Trader Joe’s pays better than average retail salaries, and offers better than average benefits, so it can easily recruit employees who will naturally extend that cheerful, sociable brand. 
The company’s built one of America’s most valuable brands virtually without advertising. That savings alone would easily cover the cost of paying customer service staff another $2-$3 per hour.
Mediabrands: What is the future for Trader Joe’s – what risks do you foresee?
Mark Gardiner: TJ’s has lots of growth potential in the U.S.; it could easily double sales volumes by expanding into markets where it is not active at all, and many markets that have 2-3 Trader Joe’s stores could support twice that many.  
The company’s been successful because it’s always focused on the relationship between customers and the store, and saved the hard bargaining for its relationship with suppliers.
The biggest risk is that the company’s current CEO is an accountant, not a merchant. I think TJ’s is beginning to see it’s crew members as a cost center and not as a key source of the company’s profits.
Mediabrands: What can other brands learn from Trader Joe’s?
Mark Gardiner: Hire the right people, then have the courage of your convictions and really empower them to live and promote your brand values. The authentic connections they make with consumers are priceless—especially so when the consumers are Millennials who’ve long been jaded when it comes to ‘messages’ from brands.
If you’re a highly-paid VP Marketing, that’s scary advice. I’m telling you to place your brand—perhaps your company’s most valuable asset—in the hands of your lowest-paid employees. 
But think of it this way: Those front line employees have always been empowered to reduce the value of your brand. No matter how great your new product or ad campaign, if the customer comes to the store and is treated poorly, they’ll hate your company. 
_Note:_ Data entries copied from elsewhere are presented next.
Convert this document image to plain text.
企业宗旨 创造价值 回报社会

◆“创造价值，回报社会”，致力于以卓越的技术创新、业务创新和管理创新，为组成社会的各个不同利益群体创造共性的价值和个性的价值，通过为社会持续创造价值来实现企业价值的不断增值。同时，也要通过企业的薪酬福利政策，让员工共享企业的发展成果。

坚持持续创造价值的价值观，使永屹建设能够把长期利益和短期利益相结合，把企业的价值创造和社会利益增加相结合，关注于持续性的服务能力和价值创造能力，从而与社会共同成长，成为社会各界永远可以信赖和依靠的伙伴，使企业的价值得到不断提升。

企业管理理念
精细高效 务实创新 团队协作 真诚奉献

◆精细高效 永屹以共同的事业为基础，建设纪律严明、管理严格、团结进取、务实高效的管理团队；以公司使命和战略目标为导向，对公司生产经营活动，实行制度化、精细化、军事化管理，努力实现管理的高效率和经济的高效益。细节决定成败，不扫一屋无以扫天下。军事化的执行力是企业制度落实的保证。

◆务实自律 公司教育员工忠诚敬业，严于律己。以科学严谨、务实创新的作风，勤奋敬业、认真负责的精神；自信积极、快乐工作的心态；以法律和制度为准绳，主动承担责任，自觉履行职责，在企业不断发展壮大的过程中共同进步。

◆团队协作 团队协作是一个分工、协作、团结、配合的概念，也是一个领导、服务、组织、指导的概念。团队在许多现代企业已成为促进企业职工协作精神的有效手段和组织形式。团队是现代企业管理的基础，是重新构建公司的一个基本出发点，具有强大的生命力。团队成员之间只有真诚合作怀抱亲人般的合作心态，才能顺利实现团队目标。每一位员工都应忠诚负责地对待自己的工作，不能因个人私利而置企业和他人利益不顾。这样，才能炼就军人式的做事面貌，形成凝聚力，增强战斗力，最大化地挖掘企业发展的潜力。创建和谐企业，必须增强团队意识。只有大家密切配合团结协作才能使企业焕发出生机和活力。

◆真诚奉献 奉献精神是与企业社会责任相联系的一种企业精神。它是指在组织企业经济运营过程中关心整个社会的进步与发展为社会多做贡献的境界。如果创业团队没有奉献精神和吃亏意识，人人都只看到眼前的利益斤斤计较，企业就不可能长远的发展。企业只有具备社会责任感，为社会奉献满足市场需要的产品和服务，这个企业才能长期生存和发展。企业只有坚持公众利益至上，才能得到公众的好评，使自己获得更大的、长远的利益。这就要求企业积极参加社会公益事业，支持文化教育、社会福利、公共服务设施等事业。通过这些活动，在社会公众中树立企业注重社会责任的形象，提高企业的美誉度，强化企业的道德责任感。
Since your customer service staff can already reduce your brand equity, you have nothing to lose by empowering them to increase it.

1 comment:

  1. Trader Joe's is a fortune 500 company. 457 stores total. They opened 16 new stores in 2015, hired 8,700 new Crew members, promoted 600 employes, served 332 million.
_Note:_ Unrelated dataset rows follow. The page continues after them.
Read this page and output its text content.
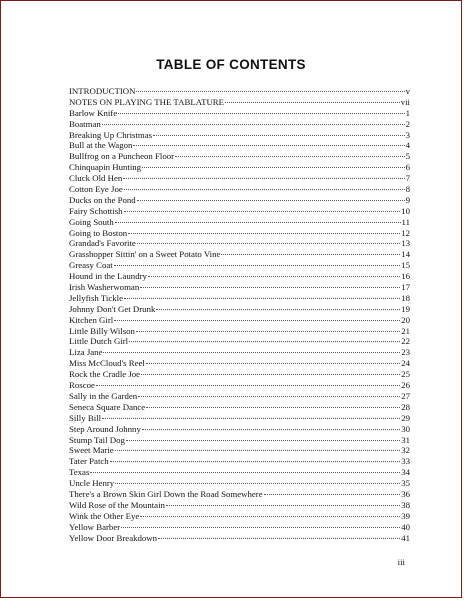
TABLE OF CONTENTS
INTRODUCTION	v
NOTES ON PLAYING THE TABLATURE	vii
Barlow Knife	1
Boatman	2
Breaking Up Christmas	3
Bull at the Wagon	4
Bullfrog on a Puncheon Floor	5
Chinquapin Hunting	6
Cluck Old Hen	7
Cotton Eye Joe	8
Ducks on the Pond	9
Fairy Schottish	10
Going South	11
Going to Boston	12
Grandad's Favorite	13
Grasshopper Sittin' on a Sweet Potato Vine	14
Greasy Coat	15
Hound in the Laundry	16
Irish Washerwoman	17
Jellyfish Tickle	18
Johnny Don't Get Drunk	19
Kitchen Girl	20
Little Billy Wilson	21
Little Dutch Girl	22
Liza Jane	23
Miss McCloud's Reel	24
Rock the Cradle Joe	25
Roscoe	26
Sally in the Garden	27
Seneca Square Dance	28
Silly Bill	29
Step Around Johnny	30
Stump Tail Dog	31
Sweet Marie	32
Tater Patch	33
Texas	34
Uncle Henry	35
There's a Brown Skin Girl Down the Road Somewhere	36
Wild Rose of the Mountain	38
Wink the Other Eye	39
Yellow Barber	40
Yellow Door Breakdown	41
iii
    The BIG secret? NO CONVEYOR BELTS!!! Cashiers are breaking their backs.
    Management maintains the corporation is not making enough $ to provide employees with ergonomically correct cash registers.16 new stores in 2015 built without ergonomic consideration or safety for it's employees. Ask yourself why a fortune 500 company would do such a thing? The answer is obvious… $
    Cutting corners using OUTDATED equipment. Leaky refrigeration systems in all locations? EPA Lawsuit...
    Please refer to OSHA's incredibly thoughtful guidelines regarding cashiering and conveyor belts.